Traces of Helium Detected in Type Ic Supernova 2014L

Abstract

The absence of helium features in optical spectra is one of the classification criteria for Type Ic supernovae (SNe Ic). However, it is highly debated whether helium is truly absent in ejecta or spectroscopically undetectable in the optical region. The near-infrared (NIR) region contains cleaner He lines that are less blended with other common ions in SNe Ic ejecta. We perform full spectral modeling on the near-peak-light optical and NIR spectra of the SN Ic 2014L to quantitatively constrain helium and other outer-ejecta properties, using the radiative transfer code TARDIS. We employ a deep-learning emulator for SNe Ic spectra that serves as a fast surrogate for TARDIS simulations. We then integrate the emulator within the Bayesian inference framework to infer the ejecta properties. The emulator achieves a mean fractional error of 1% between the emulated and TARDIS fluxes across all wavelengths and all samples in the test dataset. We constrain 0.018 to 0.020 M_sun (16% to 84% posterior percentile) of He above the photosphere near peak light in SN 2014L, inferred from the observed spectra covering 3500A to 24000A. A Bayesian statistical test shows that the observed spectra are inconsistent with no helium. Furthermore, the posterior favors a power-law density exponent of -7.04 to -6.88 (16% to 84% credible interval), consistent with theoretical calculations of radiation-dominated explosions. This work demonstrates that Bayesian radiative-transfer inference over a wide wavelength range provides a powerful path toward systematic constraints on He in SNe Ic.

Figures (6)

• Figure 1: Flowchart of the spectral inference methodology applied in this work, adapted from obrien_probabilistic_2021 and obrien_1991t-like_2024. The corresponding section of each component is labeled.
• Figure 2: Top: The spectral comparison of the observed spectra and the maximum-a-posteriori (MAP) spectra.
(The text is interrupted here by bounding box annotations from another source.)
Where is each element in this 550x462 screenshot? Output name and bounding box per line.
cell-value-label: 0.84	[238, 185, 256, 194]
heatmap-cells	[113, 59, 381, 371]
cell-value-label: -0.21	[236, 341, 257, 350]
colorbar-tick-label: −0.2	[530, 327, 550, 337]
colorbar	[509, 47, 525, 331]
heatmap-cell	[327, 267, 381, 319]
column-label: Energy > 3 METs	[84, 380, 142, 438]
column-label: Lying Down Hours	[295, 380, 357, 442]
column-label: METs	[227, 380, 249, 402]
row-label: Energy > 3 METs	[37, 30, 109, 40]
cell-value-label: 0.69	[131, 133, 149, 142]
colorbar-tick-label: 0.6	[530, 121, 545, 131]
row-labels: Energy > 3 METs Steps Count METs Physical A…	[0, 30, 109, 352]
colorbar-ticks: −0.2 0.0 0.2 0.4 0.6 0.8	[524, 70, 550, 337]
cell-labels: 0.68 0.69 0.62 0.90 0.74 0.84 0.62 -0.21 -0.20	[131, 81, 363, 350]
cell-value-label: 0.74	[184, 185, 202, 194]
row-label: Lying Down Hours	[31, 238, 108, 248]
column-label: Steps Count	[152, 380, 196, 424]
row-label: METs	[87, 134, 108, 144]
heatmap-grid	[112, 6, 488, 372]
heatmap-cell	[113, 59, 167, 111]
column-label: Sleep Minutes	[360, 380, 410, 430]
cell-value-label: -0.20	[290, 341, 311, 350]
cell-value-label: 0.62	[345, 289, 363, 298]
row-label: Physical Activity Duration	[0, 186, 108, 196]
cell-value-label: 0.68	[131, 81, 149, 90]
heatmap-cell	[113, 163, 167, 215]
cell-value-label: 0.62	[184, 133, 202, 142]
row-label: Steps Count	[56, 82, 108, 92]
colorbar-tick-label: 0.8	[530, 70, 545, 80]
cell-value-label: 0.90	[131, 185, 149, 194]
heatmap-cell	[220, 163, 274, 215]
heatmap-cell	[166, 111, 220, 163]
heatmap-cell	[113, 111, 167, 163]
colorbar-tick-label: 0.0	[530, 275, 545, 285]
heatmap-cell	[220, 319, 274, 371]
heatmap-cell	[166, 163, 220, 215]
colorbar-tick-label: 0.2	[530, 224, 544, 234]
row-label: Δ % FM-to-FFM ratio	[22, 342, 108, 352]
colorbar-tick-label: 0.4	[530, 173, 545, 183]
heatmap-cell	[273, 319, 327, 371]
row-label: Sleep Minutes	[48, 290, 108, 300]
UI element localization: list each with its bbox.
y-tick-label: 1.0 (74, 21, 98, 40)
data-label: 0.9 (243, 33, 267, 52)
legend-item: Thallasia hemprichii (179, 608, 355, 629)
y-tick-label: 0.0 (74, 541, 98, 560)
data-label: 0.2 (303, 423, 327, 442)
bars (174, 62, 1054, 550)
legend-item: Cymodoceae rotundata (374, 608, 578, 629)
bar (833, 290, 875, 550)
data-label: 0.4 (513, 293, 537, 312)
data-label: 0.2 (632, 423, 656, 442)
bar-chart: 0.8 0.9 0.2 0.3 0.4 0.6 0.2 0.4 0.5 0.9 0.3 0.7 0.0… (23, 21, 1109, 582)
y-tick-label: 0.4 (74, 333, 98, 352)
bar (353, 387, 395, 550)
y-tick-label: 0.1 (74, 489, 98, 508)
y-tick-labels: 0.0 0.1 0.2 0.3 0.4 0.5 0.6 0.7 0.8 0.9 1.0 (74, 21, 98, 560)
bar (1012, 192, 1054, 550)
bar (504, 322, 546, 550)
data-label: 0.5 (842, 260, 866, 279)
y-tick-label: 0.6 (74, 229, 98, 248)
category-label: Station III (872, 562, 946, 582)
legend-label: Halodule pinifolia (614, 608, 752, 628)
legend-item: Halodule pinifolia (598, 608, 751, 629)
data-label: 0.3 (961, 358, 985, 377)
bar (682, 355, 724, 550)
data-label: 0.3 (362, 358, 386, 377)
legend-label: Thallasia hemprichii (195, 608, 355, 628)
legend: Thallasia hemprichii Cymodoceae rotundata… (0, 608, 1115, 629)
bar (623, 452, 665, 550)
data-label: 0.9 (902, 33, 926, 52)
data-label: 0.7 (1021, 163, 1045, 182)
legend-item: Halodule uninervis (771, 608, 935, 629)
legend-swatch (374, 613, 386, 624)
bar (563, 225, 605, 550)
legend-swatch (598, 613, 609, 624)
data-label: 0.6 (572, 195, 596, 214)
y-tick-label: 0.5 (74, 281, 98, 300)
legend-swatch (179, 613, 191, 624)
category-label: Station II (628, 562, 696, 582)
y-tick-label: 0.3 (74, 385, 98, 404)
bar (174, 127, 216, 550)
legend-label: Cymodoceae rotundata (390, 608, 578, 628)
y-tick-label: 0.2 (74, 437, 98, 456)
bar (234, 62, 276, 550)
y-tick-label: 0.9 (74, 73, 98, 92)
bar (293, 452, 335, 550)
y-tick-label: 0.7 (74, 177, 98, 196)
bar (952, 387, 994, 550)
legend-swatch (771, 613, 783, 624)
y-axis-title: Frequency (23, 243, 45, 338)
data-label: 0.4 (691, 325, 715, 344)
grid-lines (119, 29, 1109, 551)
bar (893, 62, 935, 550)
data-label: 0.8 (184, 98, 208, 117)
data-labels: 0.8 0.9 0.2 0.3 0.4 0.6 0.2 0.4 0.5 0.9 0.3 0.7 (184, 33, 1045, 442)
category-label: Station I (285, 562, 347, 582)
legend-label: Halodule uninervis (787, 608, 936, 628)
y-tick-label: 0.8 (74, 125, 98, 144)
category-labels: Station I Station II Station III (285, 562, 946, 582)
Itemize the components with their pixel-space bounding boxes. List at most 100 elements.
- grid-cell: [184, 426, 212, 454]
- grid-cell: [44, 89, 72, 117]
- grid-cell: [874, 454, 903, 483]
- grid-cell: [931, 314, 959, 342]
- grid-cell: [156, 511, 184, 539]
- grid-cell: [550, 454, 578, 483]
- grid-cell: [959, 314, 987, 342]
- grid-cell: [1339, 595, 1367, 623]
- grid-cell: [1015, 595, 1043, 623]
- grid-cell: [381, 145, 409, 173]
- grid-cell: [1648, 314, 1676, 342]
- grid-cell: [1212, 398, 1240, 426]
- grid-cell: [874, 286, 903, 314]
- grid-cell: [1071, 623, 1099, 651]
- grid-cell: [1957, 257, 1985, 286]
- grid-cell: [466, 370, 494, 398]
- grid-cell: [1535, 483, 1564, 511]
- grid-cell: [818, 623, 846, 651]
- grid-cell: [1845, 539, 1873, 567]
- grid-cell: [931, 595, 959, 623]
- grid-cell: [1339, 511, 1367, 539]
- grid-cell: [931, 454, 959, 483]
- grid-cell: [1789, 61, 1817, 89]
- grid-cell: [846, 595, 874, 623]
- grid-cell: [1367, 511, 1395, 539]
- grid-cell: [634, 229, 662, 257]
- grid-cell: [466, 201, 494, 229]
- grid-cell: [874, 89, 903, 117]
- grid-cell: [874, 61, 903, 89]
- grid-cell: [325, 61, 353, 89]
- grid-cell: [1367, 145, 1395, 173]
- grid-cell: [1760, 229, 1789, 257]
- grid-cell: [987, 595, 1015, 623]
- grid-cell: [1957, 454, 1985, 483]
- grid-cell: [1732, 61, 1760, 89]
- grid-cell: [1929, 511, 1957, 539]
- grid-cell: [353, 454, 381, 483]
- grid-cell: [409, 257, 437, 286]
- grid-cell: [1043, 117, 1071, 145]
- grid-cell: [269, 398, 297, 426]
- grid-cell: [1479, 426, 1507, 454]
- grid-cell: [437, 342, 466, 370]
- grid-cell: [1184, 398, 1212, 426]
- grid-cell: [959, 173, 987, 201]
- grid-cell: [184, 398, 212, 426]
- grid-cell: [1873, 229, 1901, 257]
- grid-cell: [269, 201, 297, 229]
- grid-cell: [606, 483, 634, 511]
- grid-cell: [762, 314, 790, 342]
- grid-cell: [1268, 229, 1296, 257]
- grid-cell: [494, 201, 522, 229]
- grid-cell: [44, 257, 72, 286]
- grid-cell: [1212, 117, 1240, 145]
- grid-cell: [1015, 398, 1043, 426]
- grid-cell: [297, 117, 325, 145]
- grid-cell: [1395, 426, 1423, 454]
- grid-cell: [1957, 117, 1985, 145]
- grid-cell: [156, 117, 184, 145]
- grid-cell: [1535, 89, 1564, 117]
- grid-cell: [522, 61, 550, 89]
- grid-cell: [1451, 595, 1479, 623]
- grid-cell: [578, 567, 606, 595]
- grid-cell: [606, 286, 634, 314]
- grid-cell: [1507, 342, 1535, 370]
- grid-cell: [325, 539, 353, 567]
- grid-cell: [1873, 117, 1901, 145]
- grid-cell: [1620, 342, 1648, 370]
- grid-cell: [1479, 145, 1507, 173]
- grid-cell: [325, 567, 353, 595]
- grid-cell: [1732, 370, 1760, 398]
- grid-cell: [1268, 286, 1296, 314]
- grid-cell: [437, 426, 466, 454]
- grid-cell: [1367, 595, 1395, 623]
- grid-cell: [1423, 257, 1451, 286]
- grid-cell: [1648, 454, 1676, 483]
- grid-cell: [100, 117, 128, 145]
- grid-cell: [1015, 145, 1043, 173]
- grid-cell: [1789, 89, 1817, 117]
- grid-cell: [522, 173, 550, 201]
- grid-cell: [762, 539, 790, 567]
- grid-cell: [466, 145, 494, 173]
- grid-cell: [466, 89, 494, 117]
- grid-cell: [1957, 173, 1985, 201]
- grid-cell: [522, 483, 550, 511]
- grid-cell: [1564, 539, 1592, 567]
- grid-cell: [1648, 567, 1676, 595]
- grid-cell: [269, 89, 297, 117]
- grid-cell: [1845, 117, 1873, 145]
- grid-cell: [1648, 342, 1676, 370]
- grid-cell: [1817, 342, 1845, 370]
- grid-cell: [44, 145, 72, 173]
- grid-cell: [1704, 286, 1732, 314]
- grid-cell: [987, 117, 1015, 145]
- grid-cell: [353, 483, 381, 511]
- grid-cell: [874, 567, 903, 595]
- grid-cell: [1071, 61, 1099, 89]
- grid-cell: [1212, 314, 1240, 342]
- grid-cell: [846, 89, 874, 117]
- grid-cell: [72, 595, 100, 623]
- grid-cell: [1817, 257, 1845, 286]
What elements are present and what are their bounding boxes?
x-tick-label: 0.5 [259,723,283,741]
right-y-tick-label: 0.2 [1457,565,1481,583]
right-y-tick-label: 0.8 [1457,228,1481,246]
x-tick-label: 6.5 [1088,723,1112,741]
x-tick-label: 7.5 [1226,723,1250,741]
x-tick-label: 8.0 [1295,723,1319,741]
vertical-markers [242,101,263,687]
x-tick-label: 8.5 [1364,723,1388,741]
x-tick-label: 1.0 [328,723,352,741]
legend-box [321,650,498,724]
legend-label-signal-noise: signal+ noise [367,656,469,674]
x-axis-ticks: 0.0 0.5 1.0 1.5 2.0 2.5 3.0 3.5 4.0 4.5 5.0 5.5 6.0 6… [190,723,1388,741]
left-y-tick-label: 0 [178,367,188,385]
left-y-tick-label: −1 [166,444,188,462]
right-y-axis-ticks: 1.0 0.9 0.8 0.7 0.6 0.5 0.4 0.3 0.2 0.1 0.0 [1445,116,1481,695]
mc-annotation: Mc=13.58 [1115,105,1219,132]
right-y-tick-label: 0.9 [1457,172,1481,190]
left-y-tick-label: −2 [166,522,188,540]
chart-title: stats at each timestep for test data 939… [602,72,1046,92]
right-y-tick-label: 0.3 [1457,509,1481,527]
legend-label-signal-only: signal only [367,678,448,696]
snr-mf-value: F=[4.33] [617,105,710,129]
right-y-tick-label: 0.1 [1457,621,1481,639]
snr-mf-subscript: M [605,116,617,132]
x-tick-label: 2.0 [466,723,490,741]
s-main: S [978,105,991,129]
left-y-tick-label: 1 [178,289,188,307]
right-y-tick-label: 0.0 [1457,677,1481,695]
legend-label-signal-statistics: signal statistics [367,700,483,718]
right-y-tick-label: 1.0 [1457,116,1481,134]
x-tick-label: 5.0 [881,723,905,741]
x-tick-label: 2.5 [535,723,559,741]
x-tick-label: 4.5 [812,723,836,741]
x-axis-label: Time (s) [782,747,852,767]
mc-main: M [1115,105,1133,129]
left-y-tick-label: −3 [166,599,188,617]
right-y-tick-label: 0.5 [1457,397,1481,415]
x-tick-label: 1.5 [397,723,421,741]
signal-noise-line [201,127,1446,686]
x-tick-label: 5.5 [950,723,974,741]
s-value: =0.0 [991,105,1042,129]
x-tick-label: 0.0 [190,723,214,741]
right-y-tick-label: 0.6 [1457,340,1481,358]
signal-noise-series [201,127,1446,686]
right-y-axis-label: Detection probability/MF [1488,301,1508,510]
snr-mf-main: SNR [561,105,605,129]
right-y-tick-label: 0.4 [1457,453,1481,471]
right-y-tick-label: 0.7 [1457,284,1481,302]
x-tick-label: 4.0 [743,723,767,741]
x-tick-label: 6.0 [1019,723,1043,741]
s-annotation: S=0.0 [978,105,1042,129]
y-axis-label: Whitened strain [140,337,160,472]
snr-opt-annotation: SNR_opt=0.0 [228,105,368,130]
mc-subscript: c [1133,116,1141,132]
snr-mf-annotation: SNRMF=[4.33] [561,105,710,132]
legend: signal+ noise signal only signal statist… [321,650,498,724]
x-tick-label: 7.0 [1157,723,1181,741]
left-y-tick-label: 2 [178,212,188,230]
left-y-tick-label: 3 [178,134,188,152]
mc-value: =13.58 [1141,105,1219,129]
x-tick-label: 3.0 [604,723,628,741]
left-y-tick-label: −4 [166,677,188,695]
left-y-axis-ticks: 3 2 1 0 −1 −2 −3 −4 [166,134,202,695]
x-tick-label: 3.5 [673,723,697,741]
The observed spectra are plotted as black points with $1\sigma$ error bars. The normalized and continuum-matched emulator spectrum evaluated with the MAP parameter set is plotted in blue and orange for the optical and NIR spectrum, respectively. Note that the two inferred spectra share the same parameters except the luminosity and time, which are locked in a ratio based on observation. The dark and light shaded regions around the MAP indicate the 68.3% and 99.7% credible posterior probability intervals, respectively. We mark the masked-out telluric regions in the NIR with the $\oplus$ symbol. Bottom: We demonstrate that the emulator spectra (black solid line) closely resemble the tardis simulation (blue dotted line) evaluated with the MAP parameter set. The elemental decomposition plot of the tardis simulation is overlaid, representing the interaction type or ion contribution of the energy packets during the last interaction in the simualtion.
• Figure 3: The corner plot of the marginalized posterior parameters over $f_\sigma$. The elemental masses presented in this plot are the elemental mass above $v_\textrm{inner}$ in the ejecta. We group up C and O as the unburnt elements (UBE); Na, Mg, Si, S, and Ca as the intermediate-mass elements (IME); and Ti, Cr, Fe, and $^{56}$Ni as the iron-group elements (IGE). The contour lines denote the 50, 68, 95, and 97$\%$ quantiles and are color-matched to the vertical quantile markers in the diagonal histograms.
• Figure 4: The SDEC plot shows the spectral-energy decomposition for the tardis spectrum evaluated using the MAP parameter set (top row) compared with an inference run in which we remove He (bottom row). The optical region (left column) remains nearly identical between the two models, with no major differences in the strong line profiles. In contrast, the NIR region (right column) demonstrates that the 1 $\mu m$ feature cannot be reproduced without He. For reference, we also plot the observed spectra; however, these are not continuum-matched to the synthetic spectra.
• Figure 5: The last line interaction velocity distribution of the tardis simulation ran with the MAP parameter set. Each line represents the velocity distribution of the packets that line interacted with a specific element as their last interaction before crossing the outermost simulation boundary.